We've had some reports of weird performance with our vector class (which is basically a thin binding to glm::vec3
). See the following example:
vec3 v;
vec3 p(0.1f, 0.1f, 0.1f);
for (int i = 0; i < 100000; i++) {
// Slowest: (15.0 - 15.4)
// v += vec3(0.1f, 0.1f, 0.1f);
// Faster: (7.9 - 8.1)
// v.Add(0.1f, 0.1f, 0.1f);
// Faster: (5.7 - 5.9)
// v += p;
// Fastest: (4.5 - 4.7)
v.x += 0.1f;
v.y += 0.1f;
v.z += 0.1f;
}
I've commented the operations from slow to fast. It makes sense for the first one to be the slowest, because it has to construct a vec3
object before passing it to opAddAssign
.
For testing, I've added an Add
method that just takes 3 floats, which is slightly faster.
Passing an existing vec3
object to opAddAssign
is a bit faster than that (because it only has to put 1 value on the stack instead of 3, is my guess?)
And then finally, manually inlining the code is the fastest. This is somewhat surprising to me, because I would've thought that 1 call into native code would be faster than 3 lines of script.
Do you have any idea what is going on here? Is there anything that could potentially make this faster in our bindings?
If this is expected and intentional, would it make sense to have some kind of inlining optimization? I found a thread from 2014 about script function inlining ( https://gamedev.net/forums/topic/661308-function-method-inlining/ ), but it sounds like a difficult problem to solve.

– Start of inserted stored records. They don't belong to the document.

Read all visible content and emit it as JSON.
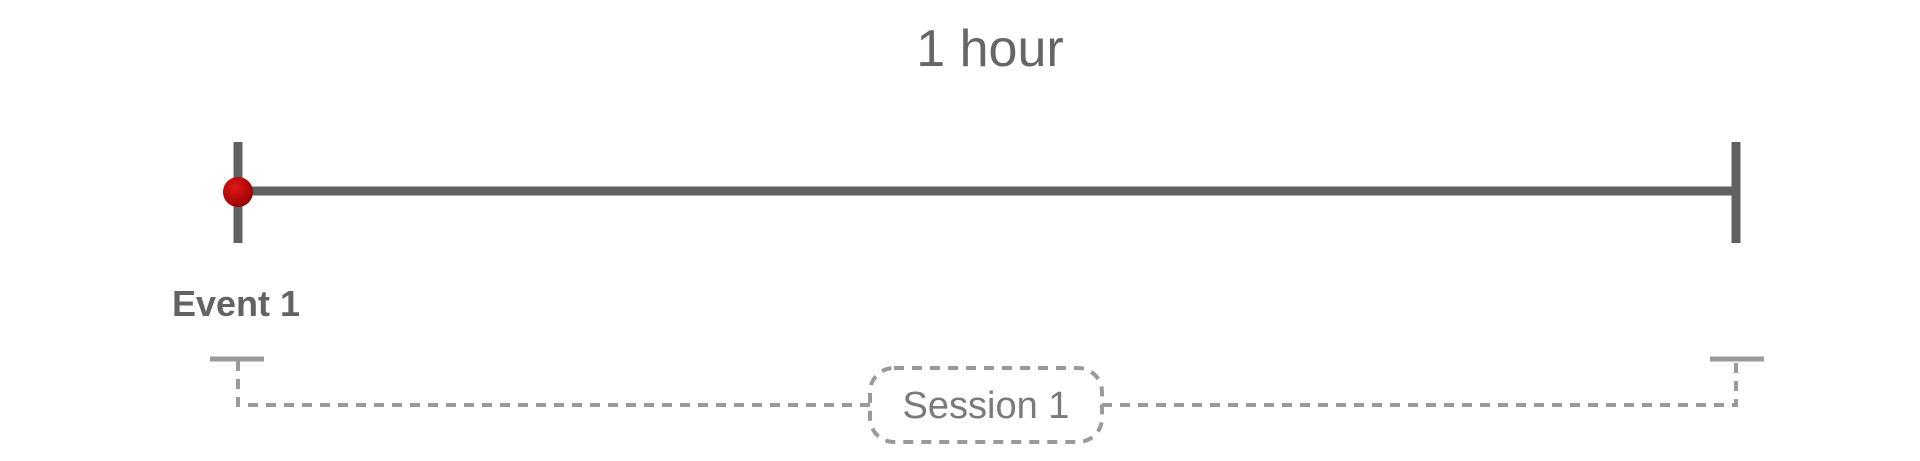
{
  "timeline": {
    "duration_label": "1 hour",
    "events": [
      {
        "label": "Event 1",
        "color": "#bb0000"
      }
    ],
    "session": {
      "label": "Session 1"
    }
  },
  "colors": {
    "line": "#616161",
    "event": "#bb0000",
    "session_line": "#9a9a9a",
    "session_text": "#7a7a7a"
  }
}
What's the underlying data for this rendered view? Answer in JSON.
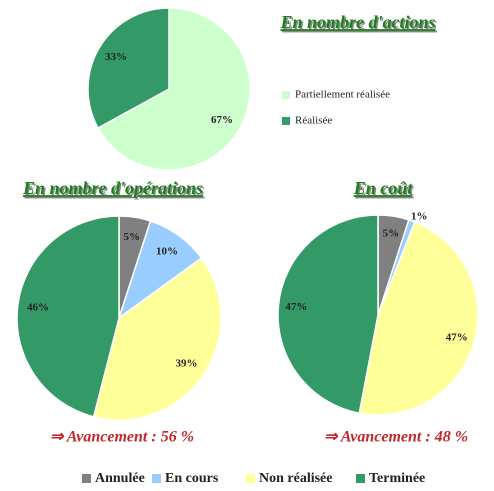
{
  "chart_data": [
    {
      "type": "pie",
      "title": "En nombre d'actions",
      "labels": [
        "Partiellement réalisée",
        "Réalisée"
      ],
      "values": [
        67,
        33
      ],
      "value_labels": [
        "67%",
        "33%"
      ],
      "colors": [
        "#ccffcc",
        "#339966"
      ]
    },
    {
      "type": "pie",
      "title": "En nombre d'opérations",
      "labels": [
        "Annulée",
        "En cours",
        "Non réalisée",
        "Terminée"
      ],
      "values": [
        5,
        10,
        39,
        46
      ],
      "value_labels": [
        "5%",
        "10%",
        "39%",
        "46%"
      ],
      "colors": [
        "#808080",
        "#99ccff",
        "#ffff99",
        "#339966"
      ],
      "annotation": "⇒ Avancement : 56 %"
    },
    {
      "type": "pie",
      "title": "En coût",
      "values": [
        5,
        1,
        47,
        47
      ],
      "value_labels": [
        "5%",
        "1%",
        "47%",
        "47%"
      ],
      "colors": [
        "#808080",
        "#99ccff",
        "#ffff99",
        "#339966"
      ],
      "annotation": "⇒ Avancement : 48 %"
    }
  ]
}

For some extra info about our bindings, we use the following flags to register vec3
: (I know we should probably be using asOBJ_APP_CLASS_ALLFLOATS
but this doesn't seem to make a difference on Windows)
asOBJ_VALUE | asOBJ_POD | asOBJ_APP_CLASS_CDK | asGetTypeTraits<glm::vec3>()
And the following binding for opAddAssign
: (this is using a helper class to call asIScriptEngine
methods but there should be nothing surprising in the implementation of the helper class)
regVec3.Method("vec3 &opAddAssign(const vec3 &in)", asMETHODPR(glm::vec3, operator+=, (const glm::vec3&), glm::vec3&), asCALL_THISCALL);